Friday, 10 September 2010

Booze Vs. God (a response to Tony Rayns)

In October’s Sight and Sound, to accompany a touring season of films, Tony Rayns’ offers a much appreciated overview of the career of Hong Sangsoo. The article is both a good primer for those unfamiliar with the Korean filmmaker’s work, and an instructive analysis for those lucky and/or dedicated enough to have surveyed the oeuvre. In the last paragraph, Rayns takes issue with critics who habitually compare Hong’s work with that of Eric Rohmer’s. This is, in Rayns’ opinion, “lazy”.

Lazy critics compare Hong with the late Eric Rohmer, simply because both directors think a lot about methods of seduction and underlying sexual attitudes. But it is a false comparison, because Rohmer never surrendered his intellectual detachment and never put his own sensibilities at risk within his films.

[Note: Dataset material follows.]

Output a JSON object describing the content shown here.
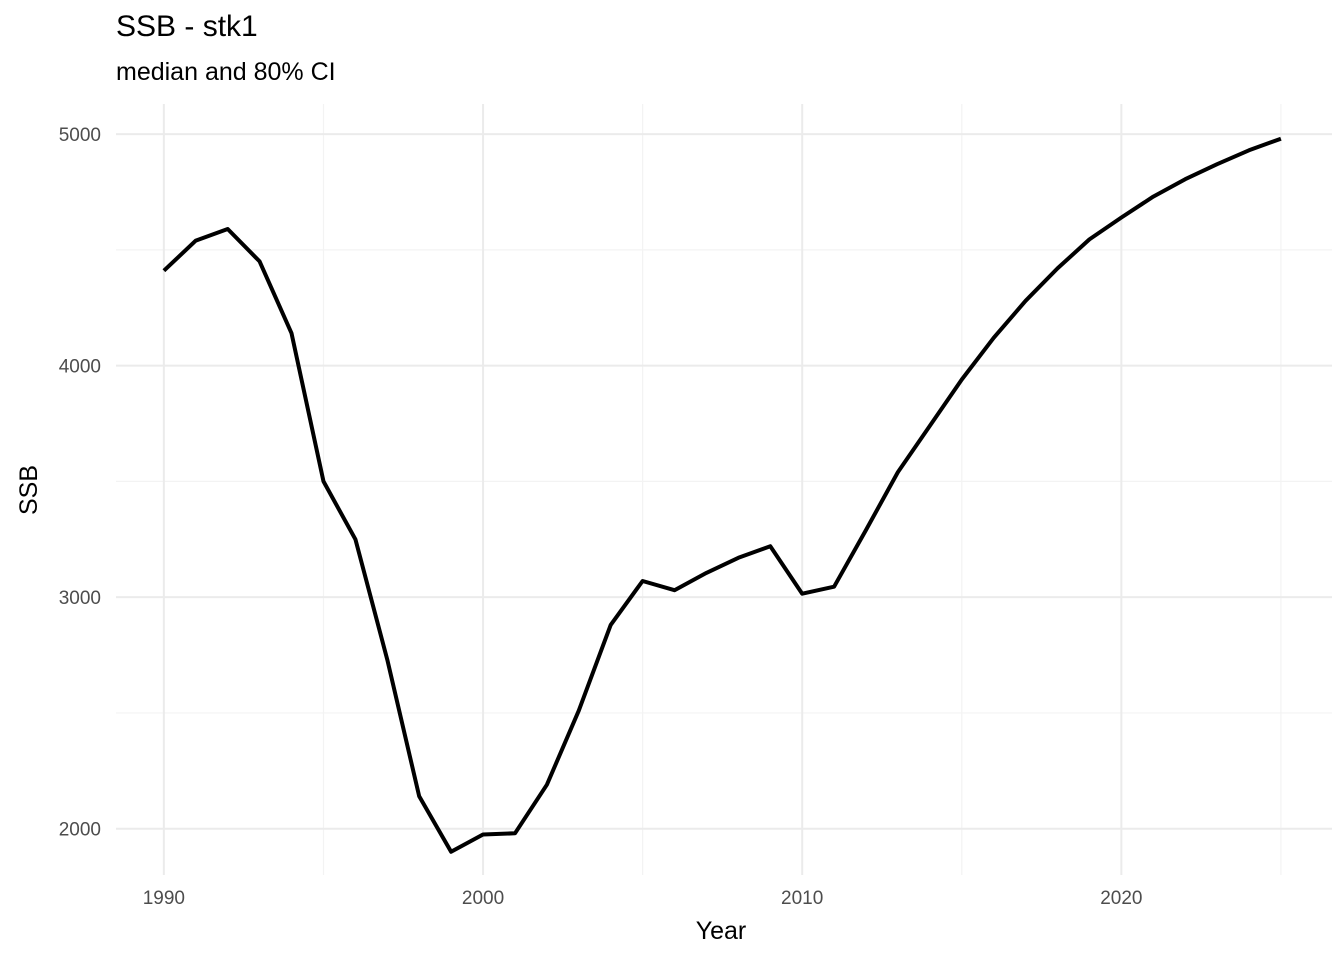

Now, putting aside my suspicions that Rayns’ objection may be due to a less than appreciative view of Rohmer’s cinema as a whole (unforgivable, of course), I would still like to take issue with the dismissal. Accepted, the parallels between the two filmmakers could perhaps be overdone, and to view Hong as ‘the Asian Eric Rohmer’ is undoubtedly reductive. Both are very distinctive singular voices, but the reasons for the common association are not hard to spot. You only have to look at Rayns’ own bullet point description of Hong’s cinema as “smart, witty movies about likeable/fallible characters who screw up their relationships, drink too much and blurt out awkward and embarrassing truths” to see why people might choose to put the two side-by-side. Rayns’ concession that “both directors think a lot about methods of seduction and underlying sexual attitudes” only tells half of the story. We could add a preference for viewing their characters ‘on holiday’ and a continuing exploration of male anxieties in the face of sexually assured young women (not to mention the diary-like structure of Night and Day that so resembles many of Rohmer's works, and the recent inclusion of dream sequences, a tactic E.R used in Love in the Afternoon). There’s a lot more booze in Hong’s cinema, and a lot less God. But even the marathon drinking sessions that invariably crop up in Hong’s films could perhaps be seen as equivalents to Rohmer’s nightclub/party dancing scenes (in which developing relationships are put under the microscope) that became something of a signature in his later films.

The assertion that Rohmer “never surrendered his intellectual detachment and never put his own sensibilities at risk” seems bizarre to me. And if he is suggesting that the more overtly autobiographical nature of Hong’s work means that there is less distance between the filmmaker and his characters, I would point to Hong’s approach of using self consciously alienating tools such as fragmented or elliptical narratives (or, more recently, zooms) that have the effect of producing quasi scientific examinations of the doomed relationship in question.

Hong’s protagonists are generally filmmakers of a similar age to his own, whereas Rohmer chose to remain focused (mainly) on characters in their twenties (instead of going down the Woody Allen route of having his male characters age, while the romantic interest remains in suspended animation). But earlier on in his career Rohmer quite often presented characters with similar biographies to his own (My Night with Maud being the clearest example). As Hong’s career develops we will see which direction he takes.

Hong can be a lot tougher of the feckless males that populate his films, that much is sure. And the final impression we are left with is quite often far more bitter than Rohmer’s more forgiving denouements. But I don’t see why this should stop us from productively reading Hong’s films as critical responses to the Frenchman’s work, and in viewing the pair as one of the bickering almost-couples that they both like to prod.

Rayns concludes his article by offering what is, for him, a far more fitting comparison: that of David Bowie and his song ‘Always Crashing in the Same Car’. I have to say I’m a big fan of such feely associative readings, and, in this spirit I would like to offer my own musical equivalent to Hong’s cinema: the 1981 Dead Kennedys single, 'Too Drunk to Fuck’.